Se los utiliza como rectificadores, detectores, amplificadores, osciladores, conmutadores, mezcladores, moduladores, etc. Su peso y tamaño son reducidos, son de construcción sólida y muy resistentes mecánicamente lo que los hace libres de microfonismos y se los puede fabricar de manera que sean inmunes a severas condiciones ambientales.
Materiales semiconductores
Los dispositivos de estado sólido hacen uso de la circulación de corriente en un cuerpo sólido. En general todos los materiales pueden clasificarse en tres categorías principales: conductores, semiconductores y aisladores.

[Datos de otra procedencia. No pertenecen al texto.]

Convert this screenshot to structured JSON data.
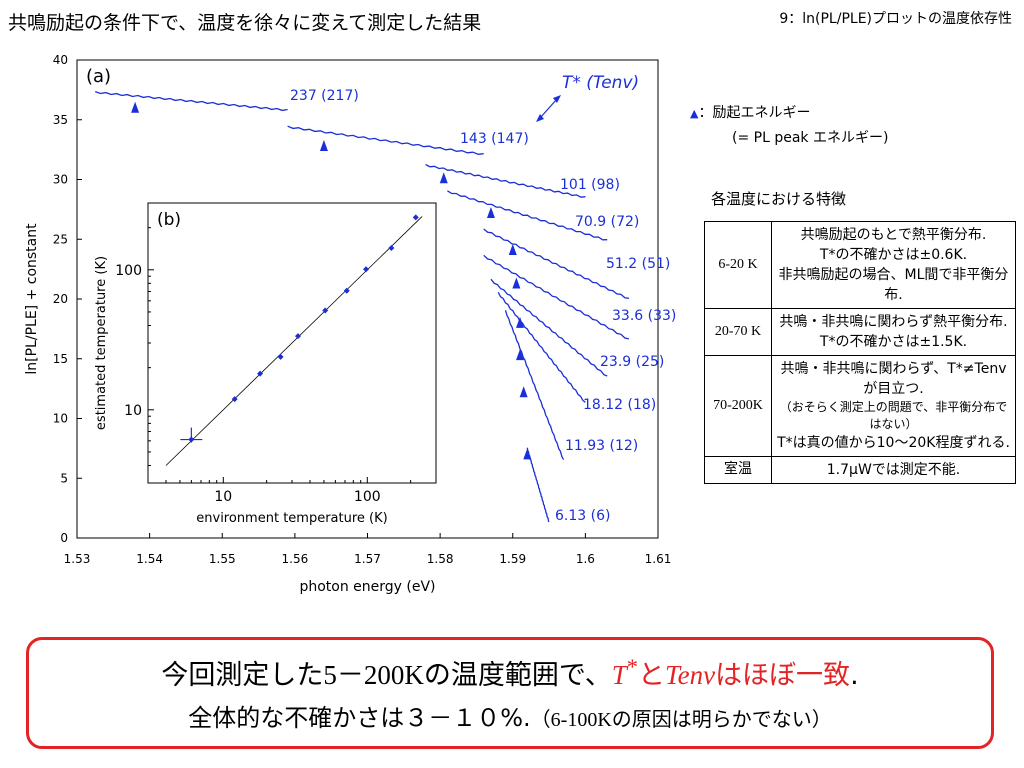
{
  "title": "共鳴励起の条件下で、温度を徐々に変えて測定した結果",
  "slide_label": "9：ln(PL/PLE)プロットの温度依存性",
  "legend": {
    "marker_label": "：励起エネルギー",
    "marker_note": "(= PL peak エネルギー)"
  },
  "features": {
    "title": "各温度における特徴",
    "rows": [
      {
        "cond": "6-20 K",
        "lines": [
          "共鳴励起のもとで熱平衡分布.",
          "T*の不確かさは±0.6K.",
          "非共鳴励起の場合、ML間で非平衡分布."
        ]
      },
      {
        "cond": "20-70 K",
        "lines": [
          "共鳴・非共鳴に関わらず熱平衡分布.",
          "T*の不確かさは±1.5K."
        ]
      },
      {
        "cond": "70-200K",
        "lines": [
          "共鳴・非共鳴に関わらず、T*≠Tenvが目立つ.",
          "（おそらく測定上の問題で、非平衡分布ではない）",
          "T*は真の値から10〜20K程度ずれる."
        ]
      },
      {
        "cond": "室温",
        "lines": [
          "1.7μWでは測定不能."
        ]
      }
    ]
  },
  "conclusion": {
    "line1_a": "今回測定した",
    "line1_b": "5－200K",
    "line1_c": "の温度範囲で、",
    "line1_t": "T",
    "line1_star": "*",
    "line1_to": "と",
    "line1_tenv": "Tenv",
    "line1_d": "はほぼ一致",
    "line1_e": ".",
    "line2_a": "全体的な不確かさは３－１０%.",
    "line2_b": "（",
    "line2_c": "6-100K",
    "line2_d": "の原因は明らかでない）"
  },
  "chart_data": [
    {
      "type": "line",
      "panel_label": "(a)",
      "xlabel": "photon energy (eV)",
      "ylabel": "ln[PL/PLE] + constant",
      "xlim": [
        1.53,
        1.61
      ],
      "ylim": [
        0,
        40
      ],
      "xticks": [
        "1.53",
        "1.54",
        "1.55",
        "1.56",
        "1.57",
        "1.58",
        "1.59",
        "1.6",
        "1.61"
      ],
      "yticks": [
        "0",
        "5",
        "10",
        "15",
        "20",
        "25",
        "30",
        "35",
        "40"
      ],
      "curve_header": "T* (Tenv)",
      "color": "#1a2fd8",
      "series": [
        {
          "name": "237 (217)",
          "x": [
            1.5325,
            1.559
          ],
          "y": [
            37.3,
            35.8
          ],
          "marker": {
            "x": 1.538,
            "y": 36.0
          }
        },
        {
          "name": "143 (147)",
          "x": [
            1.559,
            1.586
          ],
          "y": [
            34.4,
            32.1
          ],
          "marker": {
            "x": 1.564,
            "y": 32.8
          }
        },
        {
          "name": "101 (98)",
          "x": [
            1.578,
            1.6
          ],
          "y": [
            31.2,
            28.5
          ],
          "marker": {
            "x": 1.5805,
            "y": 30.1
          }
        },
        {
          "name": "70.9 (72)",
          "x": [
            1.581,
            1.603
          ],
          "y": [
            29.0,
            24.9
          ],
          "marker": {
            "x": 1.587,
            "y": 27.2
          }
        },
        {
          "name": "51.2 (51)",
          "x": [
            1.586,
            1.606
          ],
          "y": [
            25.8,
            20.0
          ],
          "marker": {
            "x": 1.59,
            "y": 24.1
          }
        },
        {
          "name": "33.6 (33)",
          "x": [
            1.586,
            1.606
          ],
          "y": [
            23.6,
            16.6
          ],
          "marker": {
            "x": 1.5905,
            "y": 21.3
          }
        },
        {
          "name": "23.9 (25)",
          "x": [
            1.587,
            1.603
          ],
          "y": [
            21.6,
            13.5
          ],
          "marker": {
            "x": 1.591,
            "y": 18.0
          }
        },
        {
          "name": "18.12 (18)",
          "x": [
            1.588,
            1.6
          ],
          "y": [
            20.5,
            11.3
          ],
          "marker": {
            "x": 1.591,
            "y": 15.3
          }
        },
        {
          "name": "11.93 (12)",
          "x": [
            1.589,
            1.597
          ],
          "y": [
            19.0,
            6.5
          ],
          "marker": {
            "x": 1.5915,
            "y": 12.2
          }
        },
        {
          "name": "6.13 (6)",
          "x": [
            1.592,
            1.595
          ],
          "y": [
            7.5,
            1.3
          ],
          "marker": {
            "x": 1.592,
            "y": 7.0
          }
        }
      ]
    },
    {
      "type": "scatter",
      "panel_label": "(b)",
      "xlabel": "environment temperature (K)",
      "ylabel": "estimated temperature (K)",
      "xscale": "log",
      "yscale": "log",
      "xlim": [
        3,
        300
      ],
      "ylim": [
        3,
        300
      ],
      "xticks": [
        "10",
        "100"
      ],
      "yticks": [
        "10",
        "100"
      ],
      "points": [
        {
          "x": 6,
          "y": 6.13
        },
        {
          "x": 12,
          "y": 11.93
        },
        {
          "x": 18,
          "y": 18.12
        },
        {
          "x": 25,
          "y": 23.9
        },
        {
          "x": 33,
          "y": 33.6
        },
        {
          "x": 51,
          "y": 51.2
        },
        {
          "x": 72,
          "y": 70.9
        },
        {
          "x": 98,
          "y": 101
        },
        {
          "x": 147,
          "y": 143
        },
        {
          "x": 217,
          "y": 237
        }
      ],
      "reference_line": [
        [
          4,
          4
        ],
        [
          240,
          240
        ]
      ]
    }
  ]
}
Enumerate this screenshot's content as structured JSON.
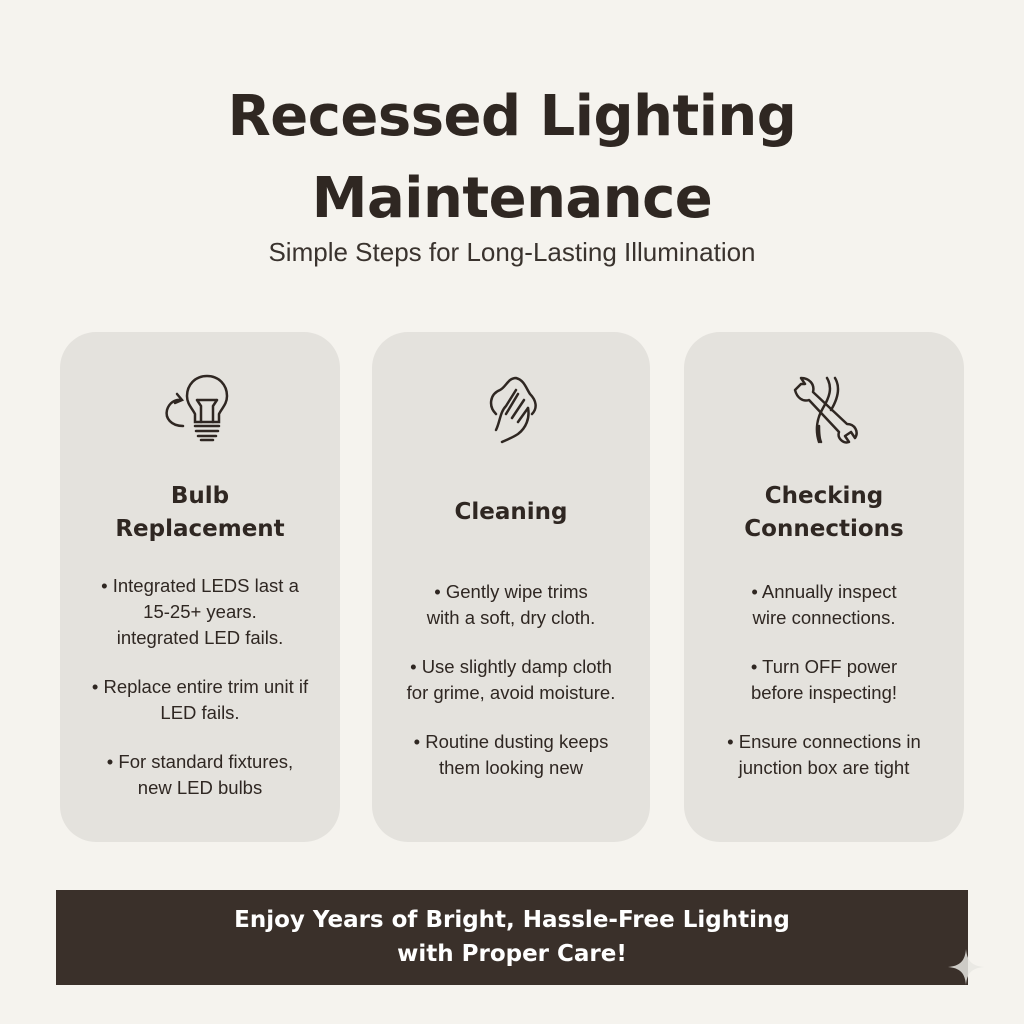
{
  "title": {
    "line1": "Recessed Lighting",
    "line2": "Maintenance"
  },
  "subtitle": "Simple Steps for Long-Lasting Illumination",
  "cards": [
    {
      "icon": "bulb-replace-icon",
      "heading": [
        "Bulb",
        "Replacement"
      ],
      "bullets": [
        [
          "• Integrated LEDS last a",
          "15-25+ years.",
          "integrated LED fails."
        ],
        [
          "• Replace entire trim unit if",
          "LED fails."
        ],
        [
          "• For standard fixtures,",
          "new LED bulbs"
        ]
      ]
    },
    {
      "icon": "hand-cloth-icon",
      "heading": [
        "Cleaning"
      ],
      "bullets": [
        [
          "• Gently wipe trims",
          "with a soft, dry cloth."
        ],
        [
          "• Use slightly damp cloth",
          "for grime, avoid moisture."
        ],
        [
          "• Routine dusting keeps",
          "them looking new"
        ]
      ]
    },
    {
      "icon": "wrench-wires-icon",
      "heading": [
        "Checking",
        "Connections"
      ],
      "bullets": [
        [
          "• Annually inspect",
          "wire connections."
        ],
        [
          "• Turn OFF power",
          "before inspecting!"
        ],
        [
          "• Ensure connections in",
          "junction box are tight"
        ]
      ]
    }
  ],
  "banner": {
    "line1": "Enjoy Years of Bright, Hassle-Free Lighting",
    "line2": "with Proper Care!"
  },
  "colors": {
    "background": "#f5f3ee",
    "card": "#e4e2dd",
    "banner": "#3a302a",
    "text": "#2f2722"
  }
}
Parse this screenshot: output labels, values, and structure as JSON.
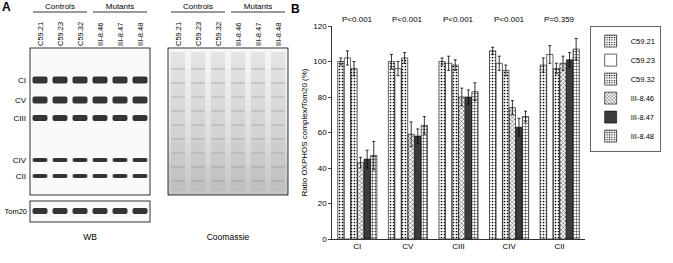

Como su nombre lo indica, un material “semiconductor” tiene menor conductividad que un “conductor” pero mayor conductividad que un “aislador”. Hasta hace algunos años el material más utilizado en la fabricación de semiconductores era el Germanio, luego fué reemplazado por el Silicio, material que sigue siendo utilizado actualmente. De cualquier manera en muchos circuitos todavía son utilizados diodos de germanio.
Resistividad
La aptitud de un material para conducir corriente (conductividad), es directamente proporcional al número de electrones libres del material. Se denomina electrones libres a aquellos que se encuentran en la órbita más externa del átomo y que están unidos débilmente al núcleo del mismo, por no estar completa la cantidad de electrones correspondientes a dicha órbita. Los buenos conductores tales como la plata, el cobre y el aluminio, tienen gran cantidad de electrones libres. Su resistividad es del orden de unas pocas millonésimas de ohm-cm3.
Los aisladores tales como el vidrio, el caucho y la mica, que tienen muy pocos electrones unidos débilmente al núcleo, tienen resistividades que alcanzan millones de ohm-cm3. El germanio puro tiene una resistividad de 60 ohms-cm3, mientras la resistividad del silicio puro es considerablemente mayor, del orden de los 60.000 ohm-cm3.
A estos materiales, cuando son utilizados para fabricar semiconductores, se le agregan impurezas para reducir su resistividad hasta un orden de aproximadamente 2 ohm-cm3 a temperatura ambiente. Esta resistividad disminuye rápidamente a medida que aumenta la temperatura en el cuerpo del semiconductor.